The content of the invention
In view of the shortcomings of the prior art, the present invention provides a kind of high specificity, high sensitivity, flux high leukemia of children Correlation fusion gene multiple PCR detection kit and method, the kit can disposably detect leukemia of children patient peripheral 8 kinds of leukemia of children correlation fusion gene Cs BFB-MYH11, SIL-TAL1, TEL-AML1, BCR-ABL, E2A- in blood sample PBX1, PML-RARa, AML1-ETO and MLL-AF4, so as to realize Multiple detection.
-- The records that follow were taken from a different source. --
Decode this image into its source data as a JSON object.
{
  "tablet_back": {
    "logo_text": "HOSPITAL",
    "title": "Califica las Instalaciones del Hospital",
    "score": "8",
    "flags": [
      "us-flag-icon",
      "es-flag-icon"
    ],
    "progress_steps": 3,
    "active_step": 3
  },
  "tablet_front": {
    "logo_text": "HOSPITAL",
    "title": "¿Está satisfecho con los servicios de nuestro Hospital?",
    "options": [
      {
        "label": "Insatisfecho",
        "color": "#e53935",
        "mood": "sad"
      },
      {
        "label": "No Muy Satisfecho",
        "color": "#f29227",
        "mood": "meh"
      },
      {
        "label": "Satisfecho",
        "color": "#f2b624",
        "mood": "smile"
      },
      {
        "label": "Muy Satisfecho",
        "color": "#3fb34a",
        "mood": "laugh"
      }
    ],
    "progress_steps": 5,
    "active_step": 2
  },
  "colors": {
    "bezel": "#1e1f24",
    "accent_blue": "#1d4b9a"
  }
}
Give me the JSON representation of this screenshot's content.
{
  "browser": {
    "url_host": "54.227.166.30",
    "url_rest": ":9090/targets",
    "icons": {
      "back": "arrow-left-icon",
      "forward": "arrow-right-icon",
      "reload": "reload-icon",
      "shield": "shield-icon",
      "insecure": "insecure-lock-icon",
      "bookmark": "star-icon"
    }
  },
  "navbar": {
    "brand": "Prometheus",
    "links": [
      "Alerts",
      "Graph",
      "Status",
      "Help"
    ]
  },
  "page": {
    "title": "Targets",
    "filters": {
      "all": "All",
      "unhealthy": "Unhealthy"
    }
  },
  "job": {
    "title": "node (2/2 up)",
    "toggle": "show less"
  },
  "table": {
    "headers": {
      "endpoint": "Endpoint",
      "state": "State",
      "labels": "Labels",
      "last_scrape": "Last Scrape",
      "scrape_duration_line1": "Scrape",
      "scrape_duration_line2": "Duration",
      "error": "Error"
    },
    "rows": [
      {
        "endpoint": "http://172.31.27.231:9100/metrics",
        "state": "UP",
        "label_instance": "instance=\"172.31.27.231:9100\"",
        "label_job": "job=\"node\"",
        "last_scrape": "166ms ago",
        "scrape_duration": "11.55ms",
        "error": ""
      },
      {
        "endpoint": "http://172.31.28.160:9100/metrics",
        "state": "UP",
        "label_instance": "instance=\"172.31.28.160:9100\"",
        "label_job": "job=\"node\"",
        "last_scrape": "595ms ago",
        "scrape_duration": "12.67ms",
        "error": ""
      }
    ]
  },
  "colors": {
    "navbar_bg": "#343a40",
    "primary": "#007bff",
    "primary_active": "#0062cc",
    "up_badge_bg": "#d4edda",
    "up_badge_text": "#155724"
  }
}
In order to solve the above technical problems, the present invention adopts the following technical scheme that:
A kind of leukemia of children correlation fusion gene multiple PCR detection kit, including following primer pair:
(1) chimeric primers of CBFB-MYH11 genes are detected:
CBFB-MYH11_F, its nucleotide sequence such as SEQ ID NO:Shown in 1;
CBFB-MYH11_R, its nucleotide sequence such as SEQ ID NO:Shown in 2;
(2) chimeric primers of SIL-TAL1 genes are detected:
SIL-TAL1_F, its nucleotide sequence such as SEQ ID NO:Shown in 3;
SIL-TAL1_R, its nucleotide sequence such as SEQ ID NO:Shown in 4;
(3) chimeric primers of TEL-AML1 genes are detected:
TEL-AML1_F, its nucleotide sequence such as SEQ ID NO:Shown in 5;
TEL-AML1_R, its nucleotide sequence such as SEQ ID NO:Shown in 6;
(4) chimeric primers of BCR-ABL genes are detected:
M-bcr_F, its nucleotide sequence such as SEQ ID NO:Shown in 7;
M-bcr_F, its nucleotide sequence such as SEQ ID NO:Shown in 8;
Bcr_R, its nucleotide sequence such as SEQ ID NO:Shown in 9;
(5) chimeric primers of E2A-PBX1 genes are detected:
E2A-PBX1_F, its nucleotide sequence such as SEQ ID NO:Shown in 10;
E2A-PBX1_R, its nucleotide sequence such as SEQ ID NO:Shown in 11;
(6) chimeric primers of PML-RARa genes are detected:
PML-RARa_F, its nucleotide sequence such as SEQ ID NO:Shown in 12;
PML-RARa_R, its nucleotide sequence such as SEQ ID NO:Shown in 13;
(7) chimeric primers of AML1-ETO genes are detected:
AML1-ETO_F, its nucleotide sequence such as SEQ ID NO:Shown in 14;
AML1-ETO_R, its nucleotide sequence such as SEQ ID NO:Shown in 15;
(8) chimeric primers of MLL-AF4 genes are detected:
MLL-AF4_F, its nucleotide sequence such as SEQ ID NO:Shown in 16;
MLL-AF4_R, its nucleotide sequence such as SEQ ID NO:Shown in 17;
(9) the chimeric primers IC of internal standard gene:
IC_F, its nucleotide sequence such as SEQ ID NO:Shown in 18;
IC_R, its nucleotide sequence such as SEQ ID NO:Shown in 19;
(10) universal primer:
Tongyong_F, its nucleotide sequence such as SEQ ID NO:Shown in 20;
Tongyong_R, its nucleotide sequence such as SEQ ID NO:Shown in 21;
Above-mentioned primer is used in conjunction with one-time detection.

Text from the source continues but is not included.